(M. Evangelisti) – Forse è la lingua, anzi, le tre lingue che Rudi Garcia mescola disinvolto cercando le parole per dirlo. Oppure lui è così, riserva i discorsi energici ai suoi giocatori e quando deve spiegare in pubblico il suo operato e specialmente quello degli altri non riesce ad entusiasmarsi. Sul mercato dirò solo una cosa, promette, e si ritrova a disquisire di acquisti e cessioni e nulla osta per venti minuti. (…)
IL CASTELLO – Francese, italiano e spagnolo con contorno di interprete. Garcia non vuole essere frainteso. E sarebbe facile. Non nasconde una sillaba di quello che pensa. Anche perché lo considera ovvio: «A qualsiasi tecnico piace un giocatore che segna 15 gol e viene convocato dall’Argentina» . Ovviamente significa che a lui piaceva e piace Lamela. «Avrei desiderato che la rosa rimanesse quella dell’inizio. Era competitiva. Ma tra i due aspetti del calcio, l’economico e il tecnico, spesso è il primo a prendere il sopravvento. Noi allenatori dobbiamo fare il meglio con ciò che ci danno. Di Paris Saint-Germain e Monaco non ce ne sono molti» . Si rende perfettamente conto che questa Roma è un castello di farina. Lo spianano e lo ricostruiscono diverso ogni giorno.(…)

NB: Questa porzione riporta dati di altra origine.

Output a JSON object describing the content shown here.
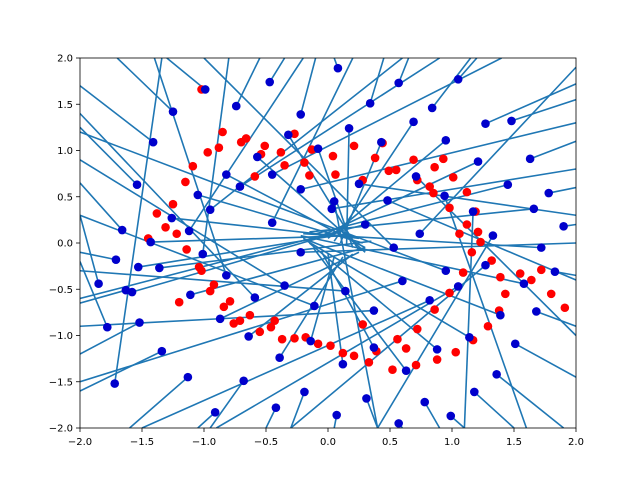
{
  "chart_data": {
    "type": "scatter",
    "title": "",
    "xlabel": "",
    "ylabel": "",
    "xlim": [
      -2,
      2
    ],
    "ylim": [
      -2,
      2
    ],
    "x_ticks": [
      "−2.0",
      "−1.5",
      "−1.0",
      "−0.5",
      "0.0",
      "0.5",
      "1.0",
      "1.5",
      "2.0"
    ],
    "y_ticks": [
      "−2.0",
      "−1.5",
      "−1.0",
      "−0.5",
      "0.0",
      "0.5",
      "1.0",
      "1.5",
      "2.0"
    ],
    "grid": false,
    "legend": "none",
    "colors": {
      "red_points": "#ff0000",
      "blue_points": "#0000cc",
      "lines": "#1f77b4"
    },
    "series": [
      {
        "kind": "points",
        "color_key": "red_points",
        "x": [
          -1.31,
          -1.25,
          -1.15,
          -1.09,
          -0.97,
          -0.88,
          -0.66,
          -0.51,
          -0.38,
          -0.19,
          0.04,
          0.21,
          0.38,
          0.55,
          0.72,
          0.85,
          0.98,
          1.12,
          1.23,
          1.32,
          1.39,
          1.43,
          1.38,
          1.29,
          1.17,
          1.03,
          0.88,
          0.71,
          0.52,
          0.33,
          0.12,
          -0.08,
          -0.27,
          -0.46,
          -0.63,
          -0.79,
          -0.92,
          -1.04,
          -1.14,
          -1.22,
          -1.02,
          -0.95,
          -0.84,
          -0.71,
          -0.55,
          -0.37,
          -0.18,
          0.02,
          0.21,
          0.39,
          0.56,
          0.72,
          0.86,
          0.98,
          1.09,
          1.16,
          1.21,
          1.19,
          1.12,
          1.01,
          0.86,
          0.69,
          0.49,
          0.28,
          0.06,
          -0.15,
          -0.35,
          -0.54,
          -0.7,
          -0.85,
          -1.38,
          -1.45,
          -1.2,
          -0.76,
          -0.59,
          0.63,
          0.82,
          1.55,
          1.64,
          1.72,
          1.8,
          1.91,
          -1.02,
          0.44,
          0.28,
          -0.43,
          -0.27,
          -0.13,
          0.93,
          1.06
        ],
        "y": [
          0.17,
          0.42,
          0.66,
          0.83,
          0.98,
          1.03,
          1.13,
          1.05,
          0.98,
          0.87,
          0.94,
          1.05,
          0.92,
          0.79,
          0.68,
          0.54,
          0.38,
          0.2,
          0.01,
          -0.19,
          -0.37,
          -0.55,
          -0.73,
          -0.9,
          -1.05,
          -1.18,
          -1.26,
          -1.32,
          -1.37,
          -1.29,
          -1.19,
          -1.09,
          -1.03,
          -0.91,
          -0.78,
          -0.63,
          -0.45,
          -0.26,
          -0.07,
          0.1,
          -0.3,
          -0.52,
          -0.69,
          -0.84,
          -0.96,
          -1.04,
          -1.02,
          -1.11,
          -1.22,
          -1.17,
          -1.04,
          -0.93,
          -0.72,
          -0.54,
          -0.32,
          -0.1,
          0.12,
          0.34,
          0.55,
          0.71,
          0.82,
          0.9,
          0.78,
          0.68,
          0.74,
          0.73,
          0.84,
          0.96,
          1.09,
          1.2,
          0.32,
          0.05,
          -0.64,
          -0.87,
          0.72,
          -1.14,
          0.61,
          -0.33,
          -0.4,
          -0.29,
          -0.55,
          -0.7,
          1.66,
          1.08,
          -0.88,
          -0.84,
          1.18,
          1.01,
          0.91,
          0.1
        ]
      },
      {
        "kind": "points",
        "color_key": "blue_points",
        "x": [
          -1.72,
          -1.78,
          -1.85,
          -1.66,
          -1.54,
          -1.41,
          -1.25,
          -0.99,
          -0.74,
          -0.47,
          -0.22,
          0.08,
          0.34,
          0.57,
          0.84,
          1.05,
          1.27,
          1.48,
          1.63,
          1.78,
          1.9,
          1.83,
          1.68,
          1.51,
          1.36,
          1.18,
          0.99,
          0.78,
          0.57,
          0.31,
          0.07,
          -0.19,
          -0.42,
          -0.68,
          -0.91,
          -1.13,
          -1.34,
          -1.52,
          -1.63,
          -1.71,
          -1.36,
          -1.11,
          -0.87,
          -0.64,
          -0.39,
          -0.14,
          0.12,
          0.37,
          0.63,
          0.88,
          1.14,
          1.39,
          1.58,
          1.72,
          1.66,
          1.45,
          1.21,
          0.95,
          0.69,
          0.43,
          0.17,
          -0.08,
          -0.32,
          -0.57,
          -0.82,
          -1.05,
          -1.26,
          -1.43,
          -1.53,
          -1.58,
          -0.95,
          -0.71,
          -0.45,
          -0.22,
          0.03,
          0.25,
          0.48,
          0.71,
          0.94,
          1.17,
          1.33,
          1.27,
          1.05,
          0.82,
          0.6,
          0.37,
          0.14,
          -0.11,
          -0.35,
          -0.59,
          -0.82,
          -1.01,
          -1.12,
          -0.45,
          -0.22,
          0.05,
          0.3,
          0.53,
          0.74,
          0.95
        ],
        "y": [
          -1.52,
          -0.91,
          -0.44,
          0.14,
          0.63,
          1.09,
          1.42,
          1.66,
          1.48,
          1.74,
          1.39,
          1.89,
          1.51,
          1.73,
          1.46,
          1.77,
          1.29,
          1.32,
          0.91,
          0.54,
          0.18,
          -0.31,
          -0.74,
          -1.09,
          -1.42,
          -1.61,
          -1.87,
          -1.72,
          -1.95,
          -1.68,
          -1.86,
          -1.61,
          -1.78,
          -1.49,
          -1.83,
          -1.45,
          -1.17,
          -0.86,
          -0.51,
          -0.18,
          -0.27,
          -0.56,
          -0.82,
          -1.01,
          -1.24,
          -1.06,
          -1.31,
          -1.13,
          -1.38,
          -1.15,
          -1.02,
          -0.78,
          -0.44,
          -0.05,
          0.37,
          0.63,
          0.88,
          1.11,
          1.31,
          1.09,
          1.24,
          1.02,
          1.17,
          0.93,
          0.74,
          0.52,
          0.27,
          0.01,
          -0.26,
          -0.53,
          0.36,
          0.61,
          0.74,
          0.58,
          0.37,
          0.64,
          0.46,
          0.72,
          0.51,
          0.34,
          0.08,
          -0.24,
          -0.47,
          -0.62,
          -0.41,
          -0.73,
          -0.52,
          -0.68,
          -0.46,
          -0.59,
          -0.35,
          -0.12,
          0.13,
          0.22,
          -0.1,
          0.45,
          0.2,
          -0.05,
          0.1,
          -0.3
        ]
      }
    ],
    "segments": [
      [
        -1.72,
        -1.52,
        -1.34,
        2.0
      ],
      [
        -1.78,
        -0.91,
        -2.0,
        -0.2
      ],
      [
        -1.85,
        -0.44,
        -2.0,
        0.3
      ],
      [
        -1.66,
        0.14,
        -2.0,
        0.65
      ],
      [
        -1.54,
        0.63,
        -2.0,
        1.25
      ],
      [
        -1.41,
        1.09,
        -2.0,
        1.7
      ],
      [
        -1.25,
        1.42,
        -1.7,
        2.0
      ],
      [
        -0.99,
        1.66,
        -1.3,
        2.0
      ],
      [
        -0.74,
        1.48,
        -0.55,
        2.0
      ],
      [
        -0.47,
        1.74,
        -0.35,
        2.0
      ],
      [
        -0.22,
        1.39,
        -0.1,
        2.0
      ],
      [
        0.08,
        1.89,
        0.05,
        2.0
      ],
      [
        0.34,
        1.51,
        0.45,
        2.0
      ],
      [
        0.57,
        1.73,
        0.65,
        2.0
      ],
      [
        0.84,
        1.46,
        1.15,
        2.0
      ],
      [
        1.05,
        1.77,
        1.2,
        2.0
      ],
      [
        1.27,
        1.29,
        2.0,
        1.72
      ],
      [
        1.48,
        1.32,
        2.0,
        1.55
      ],
      [
        1.63,
        0.91,
        2.0,
        1.1
      ],
      [
        1.78,
        0.54,
        2.0,
        0.6
      ],
      [
        1.9,
        0.18,
        2.0,
        0.2
      ],
      [
        1.83,
        -0.31,
        2.0,
        -0.35
      ],
      [
        1.68,
        -0.74,
        2.0,
        -0.9
      ],
      [
        1.51,
        -1.09,
        2.0,
        -1.45
      ],
      [
        1.36,
        -1.42,
        1.9,
        -2.0
      ],
      [
        1.18,
        -1.61,
        1.5,
        -2.0
      ],
      [
        0.99,
        -1.87,
        1.1,
        -2.0
      ],
      [
        0.78,
        -1.72,
        0.9,
        -2.0
      ],
      [
        0.57,
        -1.95,
        0.6,
        -2.0
      ],
      [
        0.31,
        -1.68,
        0.4,
        -2.0
      ],
      [
        0.07,
        -1.86,
        0.05,
        -2.0
      ],
      [
        -0.19,
        -1.61,
        -0.3,
        -2.0
      ],
      [
        -0.42,
        -1.78,
        -0.5,
        -2.0
      ],
      [
        -0.68,
        -1.49,
        -0.95,
        -2.0
      ],
      [
        -0.91,
        -1.83,
        -1.05,
        -2.0
      ],
      [
        -1.13,
        -1.45,
        -1.6,
        -2.0
      ],
      [
        -1.34,
        -1.17,
        -2.0,
        -1.6
      ],
      [
        -1.52,
        -0.86,
        -2.0,
        -1.2
      ],
      [
        -1.63,
        -0.51,
        -2.0,
        -0.65
      ],
      [
        -1.71,
        -0.18,
        -2.0,
        -0.1
      ],
      [
        -1.36,
        -0.27,
        0.35,
        0.02
      ],
      [
        -1.11,
        -0.56,
        0.3,
        -0.05
      ],
      [
        -0.87,
        -0.82,
        0.25,
        -0.1
      ],
      [
        -0.64,
        -1.01,
        0.2,
        -0.12
      ],
      [
        -0.39,
        -1.24,
        0.12,
        -0.15
      ],
      [
        -0.14,
        -1.06,
        0.05,
        -0.15
      ],
      [
        0.12,
        -1.31,
        0.0,
        -0.12
      ],
      [
        0.37,
        -1.13,
        -0.05,
        -0.1
      ],
      [
        0.63,
        -1.38,
        -0.12,
        -0.05
      ],
      [
        0.88,
        -1.15,
        -0.15,
        0.0
      ],
      [
        1.14,
        -1.02,
        -0.18,
        0.03
      ],
      [
        1.39,
        -0.78,
        -0.2,
        0.05
      ],
      [
        1.58,
        -0.44,
        -0.22,
        0.08
      ],
      [
        1.72,
        -0.05,
        -0.2,
        0.1
      ],
      [
        1.66,
        0.37,
        -0.15,
        0.12
      ],
      [
        1.45,
        0.63,
        -0.1,
        0.1
      ],
      [
        1.21,
        0.88,
        -0.05,
        0.08
      ],
      [
        0.95,
        1.11,
        0.0,
        0.05
      ],
      [
        0.69,
        1.31,
        0.05,
        0.02
      ],
      [
        0.43,
        1.09,
        0.1,
        0.0
      ],
      [
        0.17,
        1.24,
        0.15,
        -0.02
      ],
      [
        -0.08,
        1.02,
        0.2,
        -0.05
      ],
      [
        -0.32,
        1.17,
        0.25,
        -0.08
      ],
      [
        -0.57,
        0.93,
        0.3,
        -0.1
      ],
      [
        -0.82,
        0.74,
        0.3,
        -0.05
      ],
      [
        -1.05,
        0.52,
        0.28,
        0.0
      ],
      [
        -1.26,
        0.27,
        0.25,
        0.05
      ],
      [
        -1.43,
        0.01,
        0.2,
        0.08
      ],
      [
        -1.53,
        -0.26,
        0.15,
        0.1
      ],
      [
        -1.58,
        -0.53,
        0.1,
        0.12
      ],
      [
        -0.95,
        0.36,
        0.6,
        2.0
      ],
      [
        -0.71,
        0.61,
        0.9,
        2.0
      ],
      [
        -0.45,
        0.74,
        1.4,
        2.0
      ],
      [
        -0.22,
        0.58,
        2.0,
        1.3
      ],
      [
        0.03,
        0.37,
        2.0,
        0.8
      ],
      [
        0.25,
        0.64,
        2.0,
        0.3
      ],
      [
        0.48,
        0.46,
        2.0,
        -0.4
      ],
      [
        0.71,
        0.72,
        2.0,
        -1.0
      ],
      [
        0.94,
        0.51,
        1.6,
        -2.0
      ],
      [
        1.17,
        0.34,
        1.1,
        -2.0
      ],
      [
        1.33,
        0.08,
        0.4,
        -2.0
      ],
      [
        1.27,
        -0.24,
        -0.3,
        -2.0
      ],
      [
        1.05,
        -0.47,
        -0.9,
        -2.0
      ],
      [
        0.82,
        -0.62,
        -1.5,
        -2.0
      ],
      [
        0.6,
        -0.41,
        -2.0,
        -1.5
      ],
      [
        0.37,
        -0.73,
        -2.0,
        -0.9
      ],
      [
        0.14,
        -0.52,
        -2.0,
        -0.3
      ],
      [
        -0.11,
        -0.68,
        -2.0,
        0.3
      ],
      [
        -0.35,
        -0.46,
        -2.0,
        0.9
      ],
      [
        -0.59,
        -0.59,
        -2.0,
        1.4
      ],
      [
        -0.82,
        -0.35,
        -1.4,
        2.0
      ],
      [
        -1.01,
        -0.12,
        -0.8,
        2.0
      ],
      [
        -1.12,
        0.13,
        -0.2,
        2.0
      ],
      [
        -0.45,
        0.22,
        0.2,
        2.0
      ],
      [
        -0.22,
        -0.1,
        2.0,
        0.0
      ],
      [
        0.05,
        0.45,
        0.4,
        -2.0
      ],
      [
        0.3,
        0.2,
        -2.0,
        -0.6
      ],
      [
        0.53,
        -0.05,
        -1.0,
        2.0
      ],
      [
        0.74,
        0.1,
        2.0,
        1.9
      ],
      [
        0.95,
        -0.3,
        -2.0,
        1.2
      ]
    ]
  }
}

NELL’ARIA – Dunque sì che lo deve spiegare: non ce l’ha con la Roma, sta svolgendo il lavoro che si aspettava, in una società attenta agli equilibri economici. Non si aspettava di arrivare in un giardino dell’Eden, le cessioni di Marquinhos, Osvaldo e Lamela erano «nell’aria già dai primi momenti» . Apprezzabile confessione. In quei primi momenti la società ai tifosi raccontava tutt’altro. Non per questo Garcia si schiera dalla parte dei contestatori. «Mi pare che le cose siano cambiate da quel punto di vista. Alla presentazione della squadra c’erano diecimila persone più dell’anno scorso» . Non esattamente, però l’entusiasmo non è mancato. Insomma, nel bene e nel male, in ricchezza e in povertà, questa sarà la squadra di Garcia e il francese non la rinnegherà. (…)

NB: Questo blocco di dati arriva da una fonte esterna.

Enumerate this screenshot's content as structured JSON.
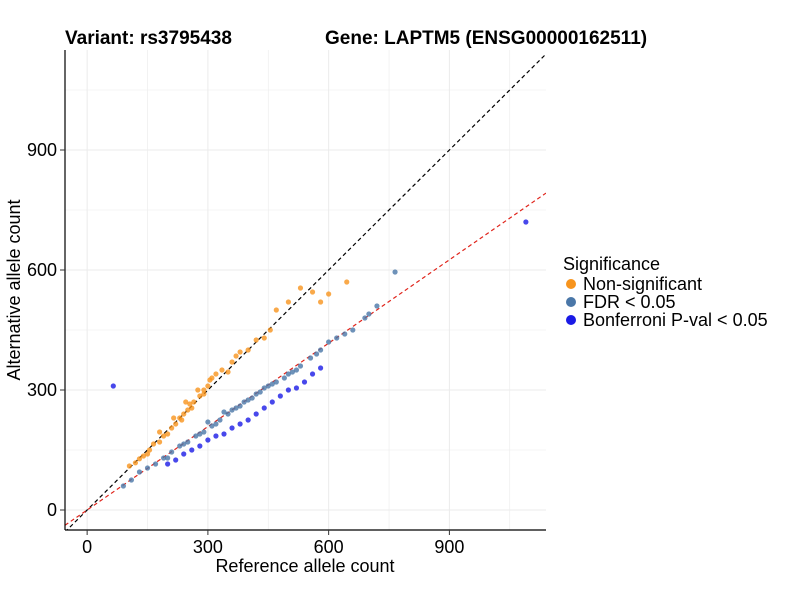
{
  "chart_data": {
    "type": "scatter",
    "title_left": "Variant: rs3795438",
    "title_right": "Gene: LAPTM5 (ENSG00000162511)",
    "xlabel": "Reference allele count",
    "ylabel": "Alternative allele count",
    "xlim": [
      -55,
      1140
    ],
    "ylim": [
      -50,
      1150
    ],
    "xticks": [
      0,
      300,
      600,
      900
    ],
    "yticks": [
      0,
      300,
      600,
      900
    ],
    "grid": true,
    "legend": {
      "title": "Significance",
      "placement": "right",
      "items": [
        {
          "label": "Non-significant",
          "color": "#F7941D"
        },
        {
          "label": "FDR < 0.05",
          "color": "#4A77A8"
        },
        {
          "label": "Bonferroni P-val < 0.05",
          "color": "#1A1AE6"
        }
      ]
    },
    "reference_lines": [
      {
        "name": "y = x",
        "slope": 1.0,
        "intercept": 0,
        "color": "#000000",
        "style": "dashed"
      },
      {
        "name": "fit",
        "slope": 0.695,
        "intercept": 0,
        "color": "#E0241B",
        "style": "dashed"
      }
    ],
    "series": [
      {
        "name": "Non-significant",
        "color": "#F7941D",
        "points": [
          [
            105,
            110
          ],
          [
            120,
            118
          ],
          [
            140,
            135
          ],
          [
            155,
            150
          ],
          [
            165,
            165
          ],
          [
            180,
            170
          ],
          [
            190,
            185
          ],
          [
            200,
            190
          ],
          [
            210,
            205
          ],
          [
            220,
            215
          ],
          [
            230,
            230
          ],
          [
            240,
            240
          ],
          [
            250,
            250
          ],
          [
            255,
            265
          ],
          [
            265,
            270
          ],
          [
            280,
            285
          ],
          [
            290,
            300
          ],
          [
            300,
            310
          ],
          [
            310,
            330
          ],
          [
            320,
            340
          ],
          [
            335,
            350
          ],
          [
            350,
            345
          ],
          [
            360,
            370
          ],
          [
            370,
            385
          ],
          [
            380,
            395
          ],
          [
            400,
            400
          ],
          [
            420,
            425
          ],
          [
            440,
            430
          ],
          [
            455,
            450
          ],
          [
            470,
            500
          ],
          [
            500,
            520
          ],
          [
            530,
            555
          ],
          [
            560,
            545
          ],
          [
            580,
            520
          ],
          [
            600,
            540
          ],
          [
            645,
            570
          ],
          [
            180,
            195
          ],
          [
            215,
            230
          ],
          [
            245,
            270
          ],
          [
            275,
            300
          ],
          [
            305,
            325
          ],
          [
            235,
            225
          ],
          [
            260,
            255
          ],
          [
            290,
            290
          ],
          [
            150,
            140
          ],
          [
            130,
            128
          ]
        ]
      },
      {
        "name": "FDR < 0.05",
        "color": "#4A77A8",
        "points": [
          [
            90,
            60
          ],
          [
            110,
            75
          ],
          [
            130,
            95
          ],
          [
            150,
            105
          ],
          [
            170,
            115
          ],
          [
            190,
            130
          ],
          [
            210,
            145
          ],
          [
            230,
            160
          ],
          [
            250,
            170
          ],
          [
            270,
            185
          ],
          [
            290,
            195
          ],
          [
            310,
            210
          ],
          [
            330,
            225
          ],
          [
            350,
            240
          ],
          [
            370,
            255
          ],
          [
            390,
            270
          ],
          [
            410,
            280
          ],
          [
            430,
            295
          ],
          [
            450,
            310
          ],
          [
            470,
            320
          ],
          [
            490,
            330
          ],
          [
            510,
            345
          ],
          [
            530,
            360
          ],
          [
            555,
            380
          ],
          [
            580,
            400
          ],
          [
            600,
            420
          ],
          [
            640,
            440
          ],
          [
            660,
            450
          ],
          [
            700,
            490
          ],
          [
            720,
            510
          ],
          [
            765,
            595
          ],
          [
            690,
            480
          ],
          [
            620,
            430
          ],
          [
            200,
            130
          ],
          [
            240,
            165
          ],
          [
            280,
            190
          ],
          [
            320,
            215
          ],
          [
            360,
            250
          ],
          [
            400,
            275
          ],
          [
            440,
            305
          ],
          [
            300,
            220
          ],
          [
            340,
            245
          ],
          [
            380,
            260
          ],
          [
            420,
            290
          ],
          [
            460,
            315
          ],
          [
            500,
            340
          ],
          [
            520,
            350
          ],
          [
            570,
            390
          ]
        ]
      },
      {
        "name": "Bonferroni P-val < 0.05",
        "color": "#1A1AE6",
        "points": [
          [
            65,
            310
          ],
          [
            1090,
            720
          ],
          [
            200,
            115
          ],
          [
            220,
            125
          ],
          [
            240,
            140
          ],
          [
            260,
            150
          ],
          [
            280,
            160
          ],
          [
            300,
            175
          ],
          [
            320,
            185
          ],
          [
            340,
            190
          ],
          [
            360,
            205
          ],
          [
            380,
            215
          ],
          [
            400,
            225
          ],
          [
            420,
            240
          ],
          [
            440,
            255
          ],
          [
            460,
            270
          ],
          [
            480,
            285
          ],
          [
            500,
            300
          ],
          [
            520,
            305
          ],
          [
            540,
            320
          ],
          [
            560,
            340
          ],
          [
            580,
            355
          ]
        ]
      }
    ]
  }
}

PARTENZE – Infatti il suo attacco non è come la formazione che ha tra le mani adesso, senza Destro, senza centravanti, con Lamela da utilizzare solo in caso di emergenza rompendo la teca di vetro, però ci somiglia. La differenza è che non viene plasmato dalle forze esterne. Deve, o dovrà quando sarà al completo, mutare di continuo per energia propria. «Tre punte e questo è l’unico punto fermo. Tre uomini complementari e intercambiabili. Per confondere la difesa avversaria» . Finisce per non parlare quasi mai della partita. Normale, in fondo: il Livorno e là e nessuno lo toglie di mezzo, va affrontato e battuto.